UNESCO site, the village of Pocitelj.

Getting to Dubrovnik

Getting to Dubrovnik is relatively easy. Dubrovnik has an international airport, so you can fly in. You can also rent a car. Dubrovnik is approximately a six-hour drive from Zagreb (Croatia’s capital city). You can’t take a train to Dubrovnik however; Croatia has an excellent network of buses and bus travel is one of the most popular ways to travel between cities. Buses in Croatia are relatively inexpensive and most have Wi-Fi.

Getting Around and Other Inside Information

Below are some tidbits of traveling information to help you hit the ground running.
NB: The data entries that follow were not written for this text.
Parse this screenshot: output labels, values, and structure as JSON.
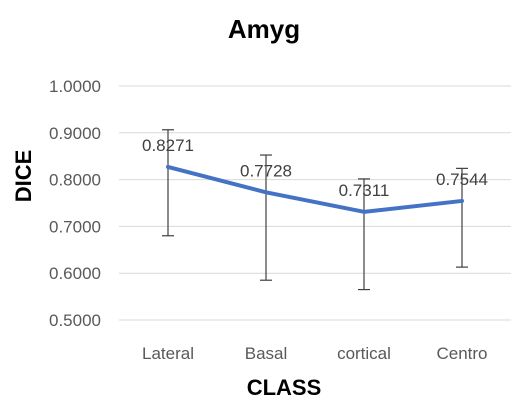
{
  "chart_data": {
    "type": "line",
    "title": "Amyg",
    "xlabel": "CLASS",
    "ylabel": "DICE",
    "categories": [
      "Lateral",
      "Basal",
      "cortical",
      "Centro"
    ],
    "series": [
      {
        "values": [
          0.8271,
          0.7728,
          0.7311,
          0.7544
        ],
        "data_labels": [
          "0.8271",
          "0.7728",
          "0.7311",
          "0.7544"
        ],
        "error_upper": [
          0.9065,
          0.8525,
          0.8015,
          0.824
        ],
        "error_lower": [
          0.68,
          0.585,
          0.565,
          0.613
        ]
      }
    ],
    "ylim": [
      0.5,
      1.0
    ],
    "yticks": [
      "0.5000",
      "0.6000",
      "0.7000",
      "0.8000",
      "0.9000",
      "1.0000"
    ],
    "ytick_values": [
      0.5,
      0.6,
      0.7,
      0.8,
      0.9,
      1.0
    ],
    "grid": true,
    "legend": "none",
    "colors": {
      "series": "#4472C4",
      "grid": "#d9d9d9",
      "error_bar": "#404040"
    }
  }
}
  •  Tourist High Season – July and August.
  • Tourist Information Center – The Dubrovnik Tourist office is in near Pile Gate just outside of the old city: Brsalje 5, 20000 Dubrovnik, Croatia
  • Dubrovnik Airport – The airport is approximately 9.5 miles from Dubrovnik’s city center.Dobrota 24, Močići, 20213 Čilipi Croatia.
  • Taxis – There are taxi stands at the airport, bus station, and outside of Pile Gate.
  • Bus Station –Many Croatians take the bus between different cities. Trains are not used as much as in other European cities. There are many bus lines. Tickets are generally inexpensive. Check buscroatia.com or getbybus.com for routes and ticket I took a bus from Zadar to Dubrovnik for $28 (190 Kuna). You can purchase your ticket at the station, though advance tickets can be ordered online (purchase in advance during the tourist season). Obala pape Ivana Pavla II 44 A, 20000 Dubrovnik.
  • Ferry – You can take a Ferry from Dubrovnik to several local islands, other mainland ports and multiple ports in Italy. Obala Ivana Pavla 2, 20000 Dubrovnik, Croatia.
  • Groceries – In addition to the open-air market in old town, the grocery store chain Kozum has branches throughout Croatia, including Dubrovnik.
  • Pharmacies – You can easily spot pharmacies in Croatia, they are marked with a green cross.